STATEMENT: Pension Settlement Leaves Critical Constitutionality Issue Unresolved

April 3, 2015

Pension Settlement Avoids Most Critial Issue

Providence Journal Incorrectly Reports on Constitutionality
Legality of Pension Reform Still an Open Question
Providence, RI — Regardless of the details of the negotiated settlement of the state’s 2011 pension-cutting law, Rhode Island lawmakers and taxpayers will be left in limbo as to whether or not future pension reforms at the state and local level can be legally conducted.”We don’t need a backward looking pension deal, we need a forward looking pension ruling on its constitutionality,” commented Mike Stenhouse, CEO for the Center. “We all know that the 2011 law was just a band-aid and that massive reforms are still required at the state level, and especially in municipalities.”Can responsible lawmakers constitutionally undertake such vital reforms down the road? The Providence Journal incorrectly reported that the deal addresses this issue. The Center believes that the proposed settlement would leave this critical question unanswered.

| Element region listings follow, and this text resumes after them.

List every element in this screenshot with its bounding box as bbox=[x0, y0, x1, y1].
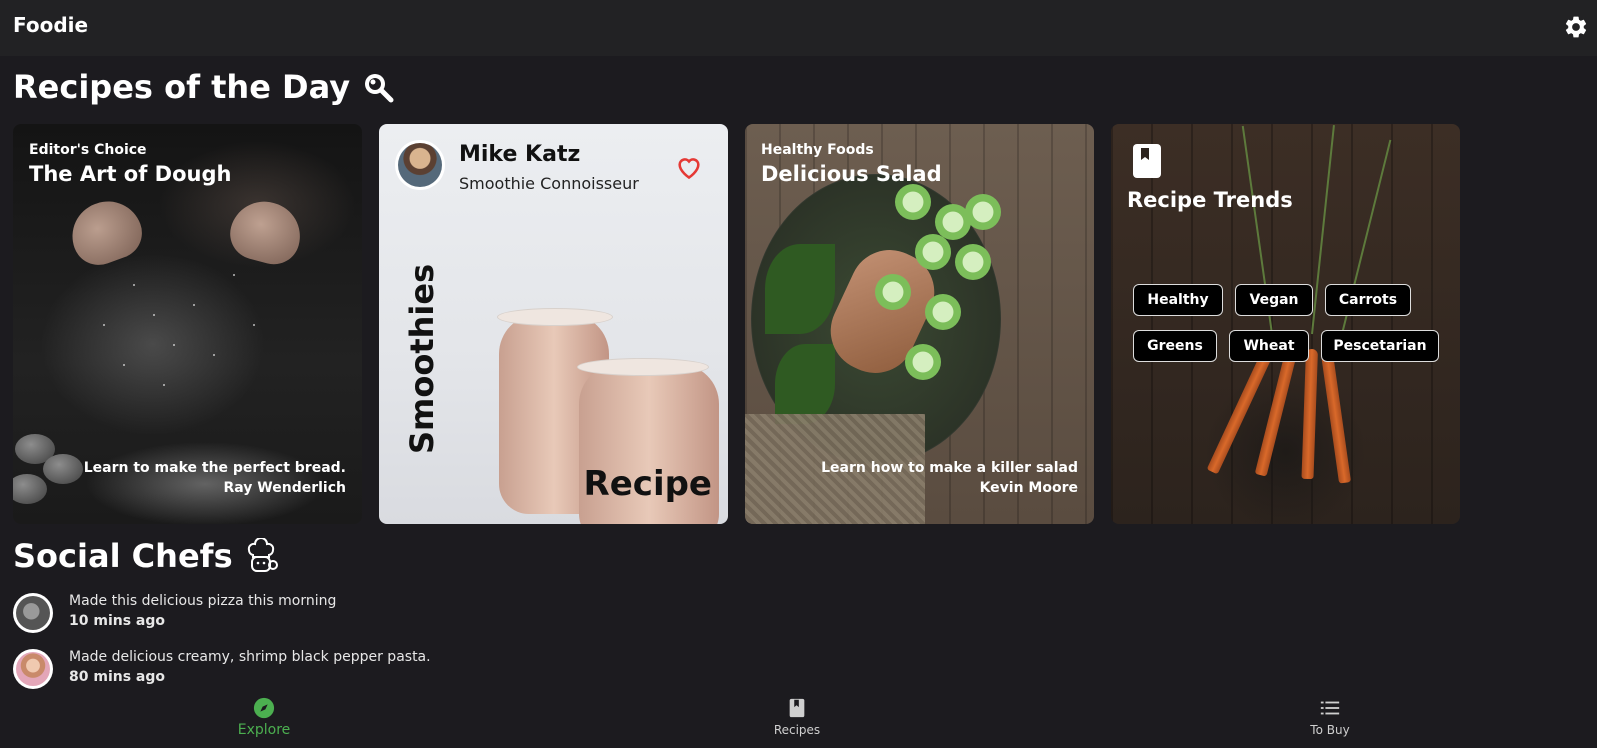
post-time: 80 mins ago bbox=[69, 669, 166, 685]
card-author: Ray Wenderlich bbox=[223, 480, 347, 496]
card-author: Kevin Moore bbox=[979, 480, 1078, 496]
card-footer: Learn how to make a killer salad Kevin M… bbox=[821, 458, 1078, 498]
smoothies-vertical-title: Smoothies bbox=[403, 263, 441, 454]
nav-to-buy-label: To Buy bbox=[1310, 723, 1350, 737]
magnifier-icon bbox=[365, 74, 394, 103]
post-time: 10 mins ago bbox=[69, 613, 166, 629]
recipes-of-day-heading: Recipes of the Day bbox=[13, 68, 396, 106]
card-art-of-dough[interactable]: Editor's Choice The Art of Dough Learn t… bbox=[13, 124, 362, 524]
list-item[interactable]: Made delicious creamy, shrimp black pepp… bbox=[13, 649, 513, 689]
gear-icon[interactable] bbox=[1563, 14, 1589, 40]
avatar[interactable] bbox=[395, 140, 445, 190]
compass-icon bbox=[253, 697, 275, 719]
card-label: Healthy Foods bbox=[761, 142, 874, 158]
tag-chip[interactable]: Carrots bbox=[1325, 284, 1411, 316]
avatar[interactable] bbox=[13, 649, 53, 689]
nav-recipes-label: Recipes bbox=[773, 723, 821, 737]
post-message: Made this delicious pizza this morning bbox=[69, 593, 337, 609]
book-icon bbox=[789, 698, 805, 718]
social-chefs-title: Social Chefs bbox=[13, 537, 233, 575]
nav-to-buy[interactable]: To Buy bbox=[1270, 690, 1390, 746]
chef-icon bbox=[247, 538, 278, 572]
app-bar: Foodie bbox=[0, 0, 1597, 56]
card-description: Learn how to make a killer salad bbox=[821, 460, 1078, 476]
tag-chip[interactable]: Healthy bbox=[1133, 284, 1223, 316]
trends-title: Recipe Trends bbox=[1127, 188, 1293, 212]
recipe-label: Recipe bbox=[583, 464, 712, 504]
card-label: Editor's Choice bbox=[29, 142, 147, 158]
card-description: Learn to make the perfect bread. bbox=[83, 460, 346, 476]
book-icon bbox=[1133, 144, 1161, 178]
card-salad[interactable]: Healthy Foods Delicious Salad Learn how … bbox=[745, 124, 1094, 524]
trends-card-image bbox=[1111, 124, 1460, 524]
tag-chip[interactable]: Pescetarian bbox=[1321, 330, 1439, 362]
social-chefs-heading: Social Chefs bbox=[13, 537, 279, 575]
recipes-of-day-title: Recipes of the Day bbox=[13, 68, 351, 106]
list-item[interactable]: Made this delicious pizza this morning 1… bbox=[13, 593, 513, 633]
tag-chip[interactable]: Greens bbox=[1133, 330, 1217, 362]
author-name: Mike Katz bbox=[459, 142, 581, 167]
tag-chip[interactable]: Vegan bbox=[1235, 284, 1313, 316]
nav-explore[interactable]: Explore bbox=[204, 690, 324, 746]
author-title: Smoothie Connoisseur bbox=[459, 174, 639, 193]
card-title: The Art of Dough bbox=[29, 162, 232, 186]
bottom-navigation: Explore Recipes To Buy bbox=[0, 690, 1597, 748]
app-title: Foodie bbox=[13, 13, 89, 37]
nav-recipes[interactable]: Recipes bbox=[737, 690, 857, 746]
card-footer: Learn to make the perfect bread. Ray Wen… bbox=[84, 458, 346, 498]
post-message: Made delicious creamy, shrimp black pepp… bbox=[69, 649, 431, 665]
card-title: Delicious Salad bbox=[761, 162, 942, 186]
card-recipe-trends[interactable]: Recipe Trends Healthy Vegan Carrots Gree… bbox=[1111, 124, 1460, 524]
nav-explore-label: Explore bbox=[237, 722, 291, 738]
card-smoothies[interactable]: Mike Katz Smoothie Connoisseur Smoothies… bbox=[379, 124, 728, 524]
tag-chip[interactable]: Wheat bbox=[1229, 330, 1309, 362]
heart-outline-icon[interactable] bbox=[675, 154, 703, 180]
avatar[interactable] bbox=[13, 593, 53, 633]
list-icon bbox=[1320, 701, 1340, 715]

“The only thing ‘awesome’ about this deal, is how easily unions have been able to manipulate the process to win yet another major victory,” continued Stenhouse. “They understand that clouding the legality of future pension reforms is in their best interests. Once again taxpayers lose.”

According to the Center, supporting this settlement is a near-sighted, path of least resistance approach. The unions understand the long-term implications of a settlement, which will be to largely perpetuate the status quo.